A revolução elétrica tropeça na realidade do mercado
Há poucos anos, toda conferência de imprensa automóvel começava com o mesmo mantra: eletrificação total, morte anunciada do motor de combustão. O futuro, diziam-nos, estava decidido.
No início de 2026, o ambiente é outro. Os slogans esmoreceram, os aplausos cessaram e os construtores regressaram ao ponto habitual: de olhos postos nas folhas de Excel, ajustam estratégias ao mercado e não ao manifesto.
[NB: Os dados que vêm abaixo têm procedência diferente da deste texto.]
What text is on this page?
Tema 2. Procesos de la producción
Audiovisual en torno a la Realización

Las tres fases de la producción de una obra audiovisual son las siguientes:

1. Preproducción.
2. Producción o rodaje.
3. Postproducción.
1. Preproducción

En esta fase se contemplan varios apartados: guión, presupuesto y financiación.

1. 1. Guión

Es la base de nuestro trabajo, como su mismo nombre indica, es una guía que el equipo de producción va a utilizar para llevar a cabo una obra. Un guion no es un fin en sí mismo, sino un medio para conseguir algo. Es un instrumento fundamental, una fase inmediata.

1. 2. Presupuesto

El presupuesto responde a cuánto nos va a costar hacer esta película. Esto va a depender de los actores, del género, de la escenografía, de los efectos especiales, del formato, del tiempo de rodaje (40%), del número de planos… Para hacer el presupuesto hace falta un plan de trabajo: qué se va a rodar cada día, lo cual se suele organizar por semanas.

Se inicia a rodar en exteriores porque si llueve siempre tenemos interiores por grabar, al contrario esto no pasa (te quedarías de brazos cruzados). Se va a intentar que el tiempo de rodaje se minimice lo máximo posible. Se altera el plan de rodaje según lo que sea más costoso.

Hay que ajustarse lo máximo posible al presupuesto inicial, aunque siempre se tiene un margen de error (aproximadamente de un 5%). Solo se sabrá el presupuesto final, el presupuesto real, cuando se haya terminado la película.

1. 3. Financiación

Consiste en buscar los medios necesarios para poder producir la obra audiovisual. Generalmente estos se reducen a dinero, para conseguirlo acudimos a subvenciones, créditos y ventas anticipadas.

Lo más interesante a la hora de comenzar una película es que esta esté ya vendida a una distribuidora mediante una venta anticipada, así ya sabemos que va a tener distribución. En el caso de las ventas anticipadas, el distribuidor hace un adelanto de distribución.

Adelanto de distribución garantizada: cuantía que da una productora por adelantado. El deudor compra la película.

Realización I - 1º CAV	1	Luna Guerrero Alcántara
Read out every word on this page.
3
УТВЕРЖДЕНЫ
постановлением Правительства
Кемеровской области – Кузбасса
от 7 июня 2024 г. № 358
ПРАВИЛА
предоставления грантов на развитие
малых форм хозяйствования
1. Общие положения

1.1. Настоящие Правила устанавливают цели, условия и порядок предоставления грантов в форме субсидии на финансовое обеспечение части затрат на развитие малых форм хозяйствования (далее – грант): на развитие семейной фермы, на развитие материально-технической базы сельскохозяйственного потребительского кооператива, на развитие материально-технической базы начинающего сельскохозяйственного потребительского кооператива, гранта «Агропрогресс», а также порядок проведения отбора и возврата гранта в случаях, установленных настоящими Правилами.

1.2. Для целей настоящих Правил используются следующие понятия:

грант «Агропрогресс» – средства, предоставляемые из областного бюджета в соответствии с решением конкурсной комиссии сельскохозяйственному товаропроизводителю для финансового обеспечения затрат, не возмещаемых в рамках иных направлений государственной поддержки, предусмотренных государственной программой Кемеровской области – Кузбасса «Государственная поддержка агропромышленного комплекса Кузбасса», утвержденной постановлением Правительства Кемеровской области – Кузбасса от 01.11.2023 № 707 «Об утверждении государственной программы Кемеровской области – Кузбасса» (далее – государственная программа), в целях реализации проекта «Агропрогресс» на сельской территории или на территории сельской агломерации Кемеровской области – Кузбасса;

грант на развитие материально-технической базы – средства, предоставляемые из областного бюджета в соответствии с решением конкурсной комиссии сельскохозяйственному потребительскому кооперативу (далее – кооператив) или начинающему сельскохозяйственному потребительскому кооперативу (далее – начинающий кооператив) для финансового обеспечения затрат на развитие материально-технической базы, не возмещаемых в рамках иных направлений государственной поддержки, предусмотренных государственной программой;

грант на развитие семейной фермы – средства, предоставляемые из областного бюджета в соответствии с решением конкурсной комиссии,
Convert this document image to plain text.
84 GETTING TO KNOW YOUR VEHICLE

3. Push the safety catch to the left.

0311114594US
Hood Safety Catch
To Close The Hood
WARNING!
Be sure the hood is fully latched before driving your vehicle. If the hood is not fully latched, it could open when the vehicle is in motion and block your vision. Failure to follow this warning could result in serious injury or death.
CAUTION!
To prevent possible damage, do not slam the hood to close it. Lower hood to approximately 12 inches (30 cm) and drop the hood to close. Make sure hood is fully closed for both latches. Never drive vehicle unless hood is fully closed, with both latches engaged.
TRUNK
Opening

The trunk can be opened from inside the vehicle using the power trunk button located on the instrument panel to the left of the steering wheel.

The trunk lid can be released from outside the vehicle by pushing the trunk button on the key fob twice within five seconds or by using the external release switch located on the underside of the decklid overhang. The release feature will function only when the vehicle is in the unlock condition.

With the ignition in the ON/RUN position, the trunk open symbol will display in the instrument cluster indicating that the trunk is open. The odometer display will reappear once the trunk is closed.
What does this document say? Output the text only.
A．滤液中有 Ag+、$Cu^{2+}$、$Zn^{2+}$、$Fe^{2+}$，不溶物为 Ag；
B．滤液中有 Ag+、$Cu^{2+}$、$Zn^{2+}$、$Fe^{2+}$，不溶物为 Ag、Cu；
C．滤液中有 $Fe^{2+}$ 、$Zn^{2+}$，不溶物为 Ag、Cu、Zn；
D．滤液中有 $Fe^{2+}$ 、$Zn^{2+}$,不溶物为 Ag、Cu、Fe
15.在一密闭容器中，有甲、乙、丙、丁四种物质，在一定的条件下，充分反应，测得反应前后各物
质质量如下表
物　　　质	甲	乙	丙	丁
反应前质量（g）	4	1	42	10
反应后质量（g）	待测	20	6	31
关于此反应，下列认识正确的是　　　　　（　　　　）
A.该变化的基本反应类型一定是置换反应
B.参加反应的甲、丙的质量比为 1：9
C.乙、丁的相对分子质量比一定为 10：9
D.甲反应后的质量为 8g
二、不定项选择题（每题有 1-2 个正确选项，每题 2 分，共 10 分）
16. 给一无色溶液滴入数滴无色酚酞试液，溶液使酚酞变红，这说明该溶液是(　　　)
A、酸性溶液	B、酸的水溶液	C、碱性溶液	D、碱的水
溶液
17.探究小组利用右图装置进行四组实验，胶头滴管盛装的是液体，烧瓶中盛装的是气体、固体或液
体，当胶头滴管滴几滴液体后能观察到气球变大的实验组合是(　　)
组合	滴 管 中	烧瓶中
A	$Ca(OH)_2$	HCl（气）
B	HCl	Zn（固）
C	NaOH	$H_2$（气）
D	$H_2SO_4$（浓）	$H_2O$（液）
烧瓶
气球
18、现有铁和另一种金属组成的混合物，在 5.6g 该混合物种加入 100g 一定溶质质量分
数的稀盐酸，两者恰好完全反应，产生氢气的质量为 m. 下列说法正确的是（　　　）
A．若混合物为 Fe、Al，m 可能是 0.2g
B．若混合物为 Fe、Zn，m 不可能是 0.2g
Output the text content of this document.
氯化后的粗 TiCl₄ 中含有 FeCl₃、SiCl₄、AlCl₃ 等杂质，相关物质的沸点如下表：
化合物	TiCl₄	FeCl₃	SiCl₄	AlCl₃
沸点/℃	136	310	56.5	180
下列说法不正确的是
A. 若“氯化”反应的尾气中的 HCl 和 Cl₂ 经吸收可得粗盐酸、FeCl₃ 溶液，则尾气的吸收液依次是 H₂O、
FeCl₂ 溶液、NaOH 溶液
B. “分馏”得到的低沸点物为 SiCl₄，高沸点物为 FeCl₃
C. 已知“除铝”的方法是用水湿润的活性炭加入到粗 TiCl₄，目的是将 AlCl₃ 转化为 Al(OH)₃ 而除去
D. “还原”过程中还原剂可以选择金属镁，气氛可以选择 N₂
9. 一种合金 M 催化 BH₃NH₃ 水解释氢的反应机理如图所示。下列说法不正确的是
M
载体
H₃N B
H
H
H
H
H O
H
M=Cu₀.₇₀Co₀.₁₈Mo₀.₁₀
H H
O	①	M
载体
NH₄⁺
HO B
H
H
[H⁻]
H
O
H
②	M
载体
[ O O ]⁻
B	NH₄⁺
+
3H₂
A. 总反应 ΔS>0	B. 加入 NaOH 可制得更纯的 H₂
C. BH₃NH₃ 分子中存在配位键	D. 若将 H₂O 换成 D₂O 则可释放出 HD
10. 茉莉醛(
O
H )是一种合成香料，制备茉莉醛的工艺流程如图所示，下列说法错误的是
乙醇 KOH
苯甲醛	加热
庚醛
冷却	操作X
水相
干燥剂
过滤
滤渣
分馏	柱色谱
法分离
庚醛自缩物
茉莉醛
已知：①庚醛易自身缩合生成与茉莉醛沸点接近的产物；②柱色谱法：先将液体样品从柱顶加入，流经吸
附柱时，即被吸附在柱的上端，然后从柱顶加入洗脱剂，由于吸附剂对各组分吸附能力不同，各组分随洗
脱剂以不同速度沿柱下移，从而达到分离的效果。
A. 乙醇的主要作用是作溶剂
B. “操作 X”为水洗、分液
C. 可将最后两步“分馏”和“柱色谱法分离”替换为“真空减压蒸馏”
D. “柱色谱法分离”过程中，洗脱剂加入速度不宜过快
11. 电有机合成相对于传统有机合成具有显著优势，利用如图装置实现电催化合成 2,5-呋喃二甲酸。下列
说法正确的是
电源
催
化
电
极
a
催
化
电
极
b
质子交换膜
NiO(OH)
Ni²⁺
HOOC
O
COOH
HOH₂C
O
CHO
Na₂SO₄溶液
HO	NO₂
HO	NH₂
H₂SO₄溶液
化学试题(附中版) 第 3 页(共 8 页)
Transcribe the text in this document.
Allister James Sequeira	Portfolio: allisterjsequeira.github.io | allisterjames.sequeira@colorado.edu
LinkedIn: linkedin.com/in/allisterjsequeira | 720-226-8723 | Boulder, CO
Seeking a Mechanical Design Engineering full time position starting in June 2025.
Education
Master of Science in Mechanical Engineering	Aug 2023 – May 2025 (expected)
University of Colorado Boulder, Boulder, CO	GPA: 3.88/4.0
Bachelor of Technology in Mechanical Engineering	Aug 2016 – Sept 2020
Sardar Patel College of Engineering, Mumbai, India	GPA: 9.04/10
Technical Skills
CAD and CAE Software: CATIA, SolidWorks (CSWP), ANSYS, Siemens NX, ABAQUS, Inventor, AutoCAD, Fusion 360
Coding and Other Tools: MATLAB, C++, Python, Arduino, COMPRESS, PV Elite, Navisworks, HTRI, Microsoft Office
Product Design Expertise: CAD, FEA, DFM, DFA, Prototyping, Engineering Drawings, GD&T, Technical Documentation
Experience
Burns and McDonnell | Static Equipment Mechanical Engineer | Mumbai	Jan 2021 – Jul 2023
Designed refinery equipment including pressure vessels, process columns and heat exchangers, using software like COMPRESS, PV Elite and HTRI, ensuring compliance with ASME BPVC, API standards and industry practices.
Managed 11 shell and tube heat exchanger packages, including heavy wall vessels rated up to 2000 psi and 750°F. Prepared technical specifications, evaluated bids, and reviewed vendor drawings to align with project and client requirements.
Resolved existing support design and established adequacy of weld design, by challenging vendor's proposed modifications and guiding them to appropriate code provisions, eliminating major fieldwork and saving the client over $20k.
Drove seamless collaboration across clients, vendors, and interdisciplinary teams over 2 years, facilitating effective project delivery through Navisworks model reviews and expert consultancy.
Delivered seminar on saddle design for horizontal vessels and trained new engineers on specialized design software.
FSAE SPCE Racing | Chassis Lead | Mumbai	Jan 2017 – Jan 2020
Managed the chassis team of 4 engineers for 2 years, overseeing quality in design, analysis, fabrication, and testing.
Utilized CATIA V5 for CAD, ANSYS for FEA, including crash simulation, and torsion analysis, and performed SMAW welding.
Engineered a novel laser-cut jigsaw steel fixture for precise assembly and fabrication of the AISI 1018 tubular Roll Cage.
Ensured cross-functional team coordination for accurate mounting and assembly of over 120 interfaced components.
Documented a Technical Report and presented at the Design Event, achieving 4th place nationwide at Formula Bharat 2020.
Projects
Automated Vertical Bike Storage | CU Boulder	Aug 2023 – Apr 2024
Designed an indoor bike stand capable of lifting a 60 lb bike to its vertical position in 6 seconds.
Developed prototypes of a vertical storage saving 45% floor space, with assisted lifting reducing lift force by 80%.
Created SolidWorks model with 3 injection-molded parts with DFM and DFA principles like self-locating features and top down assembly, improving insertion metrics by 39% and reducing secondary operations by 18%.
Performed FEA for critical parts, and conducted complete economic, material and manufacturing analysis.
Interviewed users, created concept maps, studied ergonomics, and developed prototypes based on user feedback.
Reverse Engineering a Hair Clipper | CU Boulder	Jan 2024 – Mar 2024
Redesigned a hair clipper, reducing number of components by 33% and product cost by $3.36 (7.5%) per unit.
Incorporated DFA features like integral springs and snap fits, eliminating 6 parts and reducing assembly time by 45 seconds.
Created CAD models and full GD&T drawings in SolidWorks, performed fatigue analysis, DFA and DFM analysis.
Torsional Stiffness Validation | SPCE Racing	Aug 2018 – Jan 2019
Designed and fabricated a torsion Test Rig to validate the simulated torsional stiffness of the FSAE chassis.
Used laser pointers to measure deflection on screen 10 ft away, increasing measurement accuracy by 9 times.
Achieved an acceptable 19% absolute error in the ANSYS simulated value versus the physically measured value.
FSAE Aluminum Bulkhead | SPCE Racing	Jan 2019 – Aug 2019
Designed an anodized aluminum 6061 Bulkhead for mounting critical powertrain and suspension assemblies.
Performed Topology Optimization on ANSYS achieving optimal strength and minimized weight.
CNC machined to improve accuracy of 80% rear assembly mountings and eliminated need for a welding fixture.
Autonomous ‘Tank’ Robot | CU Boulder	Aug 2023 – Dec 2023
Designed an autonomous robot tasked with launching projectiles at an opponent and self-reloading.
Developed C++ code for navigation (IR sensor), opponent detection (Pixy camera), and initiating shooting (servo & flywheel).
O choque com a realidade do mercado de massas não foi um estrondo, mas uma mudança silenciosa. Marcas que juraram eletrificar-se por completo até ao fim da década agora falam em produção flexível e adaptação à procura. O facto é inegável: as vendas de elétricos crescem, mas longe do ritmo que justificaria investimentos de milhares de milhões. O consumidor comum continua cauteloso, porque não compra promessas estratégicas, compra carros. Quando o valor residual cai mais depressa do que o previsto e a autonomia no inverno não corresponde ao catálogo, a compra adia-se. Para os fabricantes, é o pesadelo: fábricas paradas e capital empatado sem retorno.
O desassossego chegou até à Porsche, símbolo de confiança automóvel, que começou a questionar-se. A revisão do programa elétrico do 718 mostrou que excelência técnica não se traduz automaticamente em valor emocional. O desportivo elétrico enfrenta três obstáculos teimosos: peso (as baterias matam a leveza e a resposta imediata), arrefecimento (a performance exige sistemas térmicos complexos e caros) e margem (os preços sobem tanto que o cliente começa a perguntar o que torna o carro especial).
Curiosamente, os híbridos da Porsche, como Cayenne e Panamera, vendem melhor do que nunca. Os clientes não rejeitam tecnologia, escolhem soluções que ampliam a liberdade em vez de impor limites.
No fim, é a matemática que fala mais alto do que a ideologia. Gigantes como Ford e General Motors anunciaram perdas colossais nas divisões elétricas. Inicialmente, eram justificadas como o preço do futuro. Mas esse futuro tarda em chegar. Ao mesmo tempo, a pressão dos elétricos chineses de baixo custo aumenta e os apoios políticos vacilam. Os investidores não premiam boas intenções, mas sim previsibilidade. Por isso, vários fabricantes já admitem manter motores de combustão e híbridos em produção por mais tempo. São estes modelos que geram o dinheiro necessário para financiar o próximo passo.
O que se passa não é o colapso do carro elétrico, mas a sua normalização. Os elétricos encontram o seu espaço natural onde fazem sentido: cidades e condutores com rotinas previsíveis. A tecnologia híbrida é a ponte essencial para muitos e, para alguns, será mesmo o destino final.
A indústria automóvel entrou numa fase mais adulta. Já não tenta salvar o mundo com produtos deficitários que ninguém quer realmente. Agora, constrói carros que as pessoas podem pagar, compreender e escolher. Com o brilho da revolução a esmorecer, o elétrico começa finalmente a parecer uma parte credível e duradoura do trânsito quotidiano, e não uma ideologia sobre rodas.